Where Should I Shop for Cameras and Equipment to Get the Best Deals
Where’s the best place to buy a camera or other photo equipment? With so many options now, how is someone supposed to know where to start?
Obviously when you start shopping you should check out options and prices on the internet. Now be careful when you are looking at a particular product, be it a camera, lens, or other photography equipment, that you know what you are getting. When I bought my Canon 5D Mark II, I found sites that offered Canon 5D Mark II at really low prices, from Asia. They are call “knock off” products for a reason. They tell you they are the same, but the quality is usually lower AND (important point) there is no manufacturer’s warranty from Canon. So lesson number one: Make sure you know what is being sold.
Purchase from a reputable dealer. You CAN get great deals online. I purchased my camera used through Amazon.com. It actually was being sold by a pawn shop out west. It was an amazing deal. Because it was through Amazon, I had their guarantee policy. So as soon as it arrived, I tested the entire camera out and found that there was a row of dead pixels in the sensor. I contacted the seller and told them I would either return the camera, or they could pay for the repair work to be done by Canon. They agreed to pay for the repair work, which was $250 dollars. (Actually they credited the $250 back to me and I paid Canon). BINGO! I had a perfect camera totally repaired and certified by Canon. I only paid $1500 for the camera body including the repair. I already had Canon DSLRs so my lenses transferred to the new camera.
I almost always check Amazon first when looking for camera and accessories because most of the major camera equipment stores sell through them, and may offer better deals through Amazon than on their own websites such as B&H or Adorama.

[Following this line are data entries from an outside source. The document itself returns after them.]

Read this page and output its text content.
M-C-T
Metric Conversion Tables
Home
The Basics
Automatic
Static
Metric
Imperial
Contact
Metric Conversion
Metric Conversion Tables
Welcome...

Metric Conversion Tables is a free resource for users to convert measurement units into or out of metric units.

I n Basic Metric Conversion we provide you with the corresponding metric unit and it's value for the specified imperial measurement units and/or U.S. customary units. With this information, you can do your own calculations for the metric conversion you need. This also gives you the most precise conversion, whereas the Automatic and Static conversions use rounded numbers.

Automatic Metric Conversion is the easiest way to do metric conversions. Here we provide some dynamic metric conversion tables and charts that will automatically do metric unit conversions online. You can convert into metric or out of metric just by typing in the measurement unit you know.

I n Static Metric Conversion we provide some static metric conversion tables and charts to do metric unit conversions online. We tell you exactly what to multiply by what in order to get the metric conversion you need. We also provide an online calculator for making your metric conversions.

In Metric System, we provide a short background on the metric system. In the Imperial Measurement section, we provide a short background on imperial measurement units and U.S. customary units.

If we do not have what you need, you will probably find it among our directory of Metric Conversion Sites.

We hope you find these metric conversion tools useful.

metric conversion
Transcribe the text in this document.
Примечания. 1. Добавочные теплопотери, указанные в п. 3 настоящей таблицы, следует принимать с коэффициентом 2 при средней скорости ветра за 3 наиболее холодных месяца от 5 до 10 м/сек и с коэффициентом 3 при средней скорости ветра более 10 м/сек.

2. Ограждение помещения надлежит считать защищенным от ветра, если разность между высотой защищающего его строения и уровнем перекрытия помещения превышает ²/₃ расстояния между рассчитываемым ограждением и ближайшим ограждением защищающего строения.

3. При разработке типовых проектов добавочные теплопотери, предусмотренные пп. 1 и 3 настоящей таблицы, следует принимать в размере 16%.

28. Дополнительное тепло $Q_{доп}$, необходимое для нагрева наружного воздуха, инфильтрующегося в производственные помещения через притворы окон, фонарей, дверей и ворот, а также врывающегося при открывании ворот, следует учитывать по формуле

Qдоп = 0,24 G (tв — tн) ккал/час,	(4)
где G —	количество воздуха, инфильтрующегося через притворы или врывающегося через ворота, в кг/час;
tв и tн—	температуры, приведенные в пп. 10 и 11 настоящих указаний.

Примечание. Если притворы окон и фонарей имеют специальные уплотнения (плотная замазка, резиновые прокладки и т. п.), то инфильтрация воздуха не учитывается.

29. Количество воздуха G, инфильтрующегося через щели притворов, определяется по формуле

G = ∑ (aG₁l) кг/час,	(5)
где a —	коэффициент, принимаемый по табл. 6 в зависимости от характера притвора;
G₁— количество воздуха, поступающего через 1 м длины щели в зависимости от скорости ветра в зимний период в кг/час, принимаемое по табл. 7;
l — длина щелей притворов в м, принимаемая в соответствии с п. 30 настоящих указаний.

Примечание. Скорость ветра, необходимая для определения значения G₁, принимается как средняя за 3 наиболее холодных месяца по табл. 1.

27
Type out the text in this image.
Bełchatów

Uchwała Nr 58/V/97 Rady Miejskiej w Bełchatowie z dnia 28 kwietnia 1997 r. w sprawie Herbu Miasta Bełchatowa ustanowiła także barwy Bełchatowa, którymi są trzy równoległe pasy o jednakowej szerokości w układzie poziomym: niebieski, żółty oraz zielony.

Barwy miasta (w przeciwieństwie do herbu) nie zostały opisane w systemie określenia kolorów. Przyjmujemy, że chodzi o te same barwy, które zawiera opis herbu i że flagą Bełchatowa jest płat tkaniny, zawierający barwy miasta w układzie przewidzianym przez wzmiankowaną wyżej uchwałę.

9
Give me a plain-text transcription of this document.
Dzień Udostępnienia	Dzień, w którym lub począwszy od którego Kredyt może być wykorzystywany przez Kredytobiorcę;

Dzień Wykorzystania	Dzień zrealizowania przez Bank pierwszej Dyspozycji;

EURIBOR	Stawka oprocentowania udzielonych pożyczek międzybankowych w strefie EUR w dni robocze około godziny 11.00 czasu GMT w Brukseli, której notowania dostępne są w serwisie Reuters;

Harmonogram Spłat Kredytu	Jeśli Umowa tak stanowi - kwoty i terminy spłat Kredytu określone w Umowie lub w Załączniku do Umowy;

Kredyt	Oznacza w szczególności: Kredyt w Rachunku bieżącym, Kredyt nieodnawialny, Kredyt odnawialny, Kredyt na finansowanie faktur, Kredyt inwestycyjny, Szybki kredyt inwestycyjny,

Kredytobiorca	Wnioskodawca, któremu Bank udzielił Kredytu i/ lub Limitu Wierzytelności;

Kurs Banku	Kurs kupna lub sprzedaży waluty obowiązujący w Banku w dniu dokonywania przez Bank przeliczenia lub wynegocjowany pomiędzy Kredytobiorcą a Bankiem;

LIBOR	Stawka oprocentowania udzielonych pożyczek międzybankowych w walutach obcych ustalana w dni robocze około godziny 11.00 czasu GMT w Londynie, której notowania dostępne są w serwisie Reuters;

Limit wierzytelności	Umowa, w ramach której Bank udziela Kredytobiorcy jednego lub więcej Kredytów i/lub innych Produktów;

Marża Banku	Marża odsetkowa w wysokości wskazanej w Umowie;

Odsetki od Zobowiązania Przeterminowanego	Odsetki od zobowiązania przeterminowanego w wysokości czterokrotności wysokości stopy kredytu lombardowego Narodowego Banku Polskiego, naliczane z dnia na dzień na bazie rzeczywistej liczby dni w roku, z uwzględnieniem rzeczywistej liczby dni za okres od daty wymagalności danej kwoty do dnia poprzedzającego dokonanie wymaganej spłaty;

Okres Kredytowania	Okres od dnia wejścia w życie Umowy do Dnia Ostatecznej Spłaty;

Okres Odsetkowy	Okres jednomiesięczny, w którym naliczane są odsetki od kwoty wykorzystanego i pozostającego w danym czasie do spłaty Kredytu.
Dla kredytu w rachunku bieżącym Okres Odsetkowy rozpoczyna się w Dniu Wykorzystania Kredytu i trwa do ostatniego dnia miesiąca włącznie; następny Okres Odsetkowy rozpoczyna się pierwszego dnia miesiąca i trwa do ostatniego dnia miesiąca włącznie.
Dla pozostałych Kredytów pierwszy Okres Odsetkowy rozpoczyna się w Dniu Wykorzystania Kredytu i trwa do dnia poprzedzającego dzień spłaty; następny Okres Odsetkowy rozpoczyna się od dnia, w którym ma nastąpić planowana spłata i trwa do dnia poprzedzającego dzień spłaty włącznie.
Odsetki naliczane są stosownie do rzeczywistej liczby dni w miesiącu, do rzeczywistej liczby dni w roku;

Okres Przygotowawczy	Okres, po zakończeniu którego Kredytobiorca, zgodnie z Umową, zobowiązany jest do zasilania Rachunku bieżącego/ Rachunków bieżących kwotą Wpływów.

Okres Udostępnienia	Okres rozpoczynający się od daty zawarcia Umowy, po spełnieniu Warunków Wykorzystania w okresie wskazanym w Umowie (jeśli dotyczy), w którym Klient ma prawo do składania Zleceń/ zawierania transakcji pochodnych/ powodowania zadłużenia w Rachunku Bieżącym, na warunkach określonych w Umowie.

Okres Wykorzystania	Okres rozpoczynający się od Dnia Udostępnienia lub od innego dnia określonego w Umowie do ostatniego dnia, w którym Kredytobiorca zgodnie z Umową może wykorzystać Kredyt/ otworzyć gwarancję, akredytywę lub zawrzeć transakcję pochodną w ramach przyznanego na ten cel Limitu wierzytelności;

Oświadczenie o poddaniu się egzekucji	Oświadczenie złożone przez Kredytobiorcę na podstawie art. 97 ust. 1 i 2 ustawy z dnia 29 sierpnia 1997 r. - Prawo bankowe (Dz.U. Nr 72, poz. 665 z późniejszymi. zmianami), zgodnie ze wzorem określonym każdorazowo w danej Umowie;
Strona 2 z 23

When you look at something on Amazon, see where it is being sold from. If you look up an L-series 24-70mm lens, there are a bunch of used ones being sold from Japan. I’d stick with stateside purchases. Check out some used dealers also. One I trust is KEH.com. Also check in Rangefinder or Professional Photographer magazines for dealers.
Get great deals at trade shows at the national photography conferences. When I attended the WPPI convention a couple years ago, I spent a lot of time at the trade show. I learned a lot and made some great vendor connections I’m still using today. I also found fantastic deals, most which were good for 30-60 days after the convention. This is how I bought my Westcott studio light package. I saved about 50% of the total retail cost. I also purchased template software for albums, photo collages, and marketing materials for a fraction of the normal cost. Beside all the valuable training and classes and interaction with great photographers, I was able to make great purchases, and plan for future purchases. (It was at the Canon booth that I learned that I wanted a 5D Mark II and L-series lenses to regain the quality I lot switching from medium format film to digital. So when I was ready to purchase, I could spend time looking for a great deal.)
The most important thing to remember when making photography equipment purchases is that YOU are the most important piece of equipment that will determine how your images turn out. Save BEFORE and buy when you can pay cash. While you are learning, you don’t have to have the best equipment. Learn to use what you have now to make great images. Then when you can afford to upgrade, you will be that much further ahead.